87% of people are retards. Official, undisputable, scientific fact.
Tory MP Patrick Mercer's proposal for a 'Tony Martin Law', allowing householders to blast the shit out of unarmed burglars with shotguns, has been rejected by the Home Secretary.
Good.
(For those who support Tony Martin, he is a mentally unstable man, not allowed to own firearms, with an illegal and unlicenced pump-action shotgun, who shot a pair of unarmed burglars, from ambush, as they tried to flee. For a sane person, that is not home defence, it is murder. He had defended his home, having made them run away, and then decided to go the extra mile and rip another human being to shreds with a spray of red hot lead. And let's not forget the array of booby traps set up across his property, that the police had to disarm before they could go near the place. The Daily Mail championed this guy as a hero of the people...)
From the BBC:
Mr Mercer said he was extremely disappointed by the news but said he would continue to try to get his bill passed, especially as several police officers had supported the move.
He pointed to a survey for Virgin Money Insurance which suggested that 87% of people think current law on the issue is weighted in favour of criminals.
"This is public opinion, this is democracy, I'm amazed the home secretary is choosing to ignore this," said Mr Mercer, claiming Labour was treating his bill as a political football.
Let me think, 87% of people think current law is weighted in favour of criminals...
What the fuck does that mean? It means nothing.
The important word is 'thinks'. This is the public we're talking about. Let's take a poll of judges, lawyers and other people who actually know what the current law is and who aren't just piping out of their arse.
For those of you who don't know, the law allows 'reasonable force' to be used. This is the same guideline that covers assaults or killings in self-defence, and so on. It's rare for anyone to kill a burglar, rarer still for them to be charged with murder (and if the decision's taken to charge, that's because, well, they're believed to have murdered the burglar - see, due process in action, and if the decision was wrong, you get a not guilty verdict). You can tell when something's reasonable or unreasonable, but you sure as fuck can't legislate it. That's why you can't give carte blanche to householders.
And 'several' police officers support the change in the law? So what? What the fuck does a bobby know? Remember that the police go to the Crown Prosecution Service when they're deciding if someone should be charged with something. The police weren't good enough, which is why the CPS were set up (plus, separating evidence-gathering and prosecution removed some of the bias from the system).
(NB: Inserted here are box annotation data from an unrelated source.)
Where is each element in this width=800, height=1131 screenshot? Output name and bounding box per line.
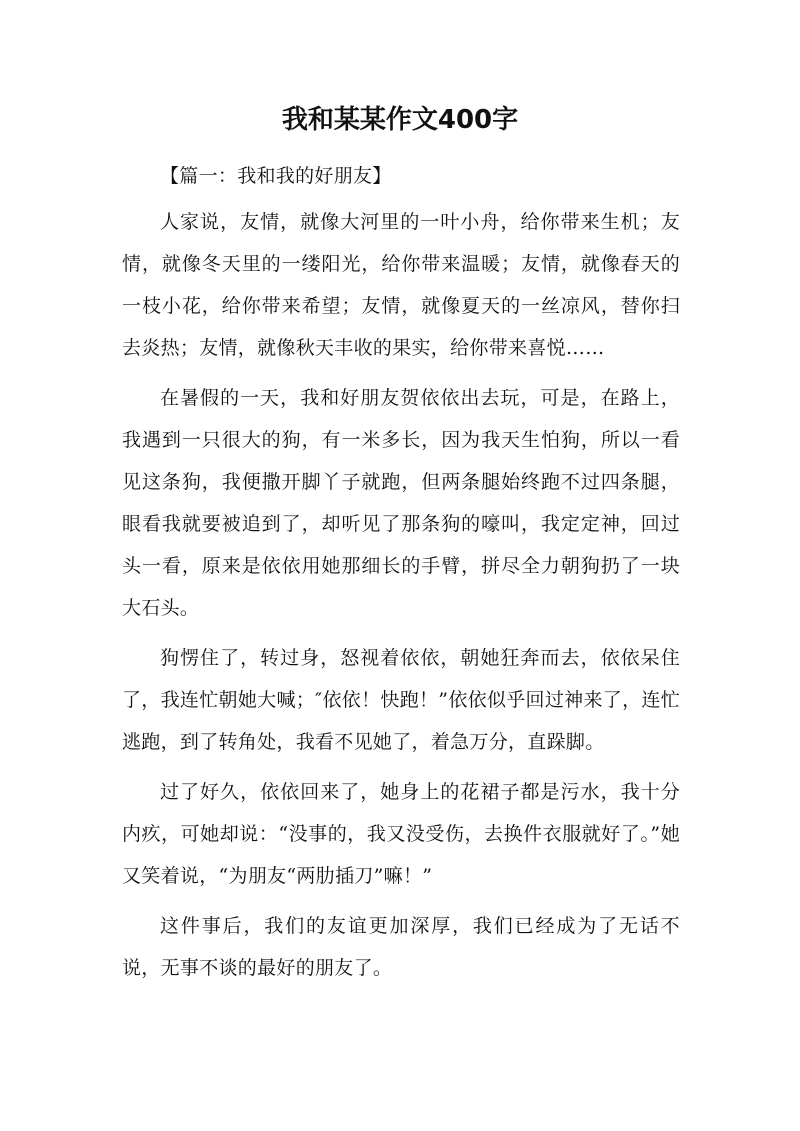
document-body xyxy=(122,155,680,997)
paragraph-escape: 狗愣住了，转过身，怒视着依依，朝她狂奔而去，依依呆住了，我连忙朝她大喊；″依依！快跑！”依依似乎回过神来了，连忙逃跑，到了转角处，我看不见她了，着急万分，直跺脚。 xyxy=(122,647,680,753)
document-title: 我和某某作文400字 xyxy=(281,105,519,135)
paragraph-return: 过了好久，依依回来了，她身上的花裙子都是污水，我十分内疚，可她却说：“没事的，我又没受伤，去换件衣服就好了。”她又笑着说，“为朋友“两肋插刀”嘛！” xyxy=(122,781,680,887)
section-heading: 【篇一：我和我的好朋友】 xyxy=(160,165,392,187)
paragraph-conclusion: 这件事后，我们的友谊更加深厚，我们已经成为了无话不说，无事不谈的最好的朋友了。 xyxy=(122,915,680,979)
paragraph-intro: 人家说，友情，就像大河里的一叶小舟，给你带来生机；友情，就像冬天里的一缕阳光，给你带来温暖；友情，就像春天的一枝小花，给你带来希望；友情，就像夏天的一丝凉风，替你扫去炎热；友情，就像秋天丰收的果实，给你带来喜悦…… xyxy=(122,211,680,359)
paragraph-dog-chase: 在暑假的一天，我和好朋友贺依依出去玩，可是，在路上，我遇到一只很大的狗，有一米多长，因为我天生怕狗，所以一看见这条狗，我便撒开脚丫子就跑，但两条腿始终跑不过四条腿，眼看我就要被追到了，却听见了那条狗的嚎叫，我定定神，回过头一看，原来是依依用她那细长的手臂，拼尽全力朝狗扔了一块大石头。 xyxy=(122,387,680,619)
Tony Martin's murder conviction was quashed on psychiatric grounds. He was suffering from a paranoid schizophrenic disorder and was suffering 'diminished responsibility' at the time he killed Fred Barras.
Lord Woolf, one of the appeal judges: "Martin used a firearm which he knew he was not entitled to have in a manner which was wholly unjustified. There can be no excuse for this, though we treat his responsibility as being reduced." A law-abiding, upstanding citizen, treated unfairly by the state? No, a lunatic with a pump-action shotgun.
Fuck Tony Martin's supporters. They're advocating murder of human beings (or rather, burglars, because in their eyes they're two separate things), not the care and treatment of the mentally ill, nor even greater rights for home owners. They're scum. That's my carefully balanced and cautiously given opinion.
Odd, isn't it, that the ones who scream the most about being law-abiding citizens are the ones who scream about changing the law to make it easier for them to do stuff?
No one remembers that guy, a few years ago, who spoke at a press conference about how he felt his life would never be the same again, after he wrestled a burglar on his lawn, and ended up stabbing him through the heart. He was let off, because he'd done it reasonably, and the law recognised this. Of course, you can't launch a tabloid media frenzy on a 'non-event' like that, can you?